@Tom: nice idiom!

The first time I saw the static thing (in a discussion here or at electro-music.com), my immediate reaction was: "why is that here? Isn't static pretty useless in a ChucK class where you can just write a function outside of it?" In that other language I like to talk about (starts with a 'J'), a major reason for having static members and methods is the fact that you aren't allowed to create functions anywhere else except somewhere inside a class definition. But the world couldn't be made completely oobject oriented, so they introduced "static" to indicate code that lives outside the instances of the classes.

In ChucK you principally don't need this, since you can put code anywhere. The one thing (for me) that makes the static modifier necessary is that you want to reference code that is in another chuck file (which I guess is what people mostly use this for). Another minor benefit is namespace encapsulation.

I'm feeling bold today, so I'd like to suggest to leave static parts of classes in the state it is today for backwards compatibility (deprecate - it really doesn't make nice bedfellows with constructor code at the top of the class definition as shown in this discussion), fix referencing between chuck files, and introduce a new keyword to allow folks to build namespace hierarchies:

namespace cool {
  namespace stuff {
     7 => int coolClassConstant;
     class CoolClass {
        coolClassConstant => int coolthing;
        // etc...
     }
  }
}

// Three days later, in another ChucK file:
cool.stuff.CoolClass coolInstance;

Again: classes really ought to only contain stuff that's actually going to be used in objects. Static kind of works in Java, but even there it causes confusion - there are even code standards where they dictate that you always qualify from which class a static function is used even if it's not needed, (i.e. AdvancedCalculalator.calculate() inside the AdvancedCalculator class) .

/Stefan

On Thu, Nov 26, 2009 at 9:06 PM, Hans Aberg <haberg@math.su.se> wrote:
On 26 Nov 2009, at 19:29, Tom Lieber wrote:

So the idiom I follow is the initialize-after one that's been
mentioned a few times:

class War {
 // declarations and instance initialization
 static int foo;
 static Gain @ mix;
 static int bar;
}

// static initialization
3 => War.bar;
new Gain @=> War.mix;

It's not intuitive to write (until you're used to it), but it is to
read. It's clear that the static initialization happens once, right
after class declaration. The static variables can be considered
initialized anywhere in the class. There's no floating "War war;" to
get things rolling. If it's a public class, it's likely that this is
all that's in the file.

I think chuck zero-initializes all stuff, so that would lead to a double initialization or introducing a new concept of non-initialized variable (as in C).

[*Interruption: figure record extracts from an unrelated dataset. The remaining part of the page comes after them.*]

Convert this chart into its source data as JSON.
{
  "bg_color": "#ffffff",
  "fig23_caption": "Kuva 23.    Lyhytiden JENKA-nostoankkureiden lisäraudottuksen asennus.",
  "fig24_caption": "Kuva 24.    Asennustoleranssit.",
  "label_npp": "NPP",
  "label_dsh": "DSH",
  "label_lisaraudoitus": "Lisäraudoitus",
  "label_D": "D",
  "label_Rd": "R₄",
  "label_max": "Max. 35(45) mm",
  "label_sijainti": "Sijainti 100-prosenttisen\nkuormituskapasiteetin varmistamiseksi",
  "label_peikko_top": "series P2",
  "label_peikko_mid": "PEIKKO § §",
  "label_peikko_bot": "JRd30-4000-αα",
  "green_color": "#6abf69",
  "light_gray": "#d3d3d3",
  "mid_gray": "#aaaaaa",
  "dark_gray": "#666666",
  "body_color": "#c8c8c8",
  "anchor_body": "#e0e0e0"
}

As "static" does not have any other use outside classes, it seems me it can be treated just like introducing namespaces. So
 class A {
   3 => static int k;
   fun static void f() {}
   ... // Non-static stuff.
 }
would be equivalent to
 namespace A {
   3 => static int k;
   fun static void f() {}
 }

 class A {
   ... // non-static stuff
 }

One might introduce "static" as an {...} environment. Then the above might be written
 class A {
   static {
     3 => int k;
     fun void f() {}
   }
   ... // Non-static stuff.
 }

This might be a handy way to write static functions: if they are global, just move them into the class within a "static {...}" construct. And one might put in other global initialization code there, if one so likes.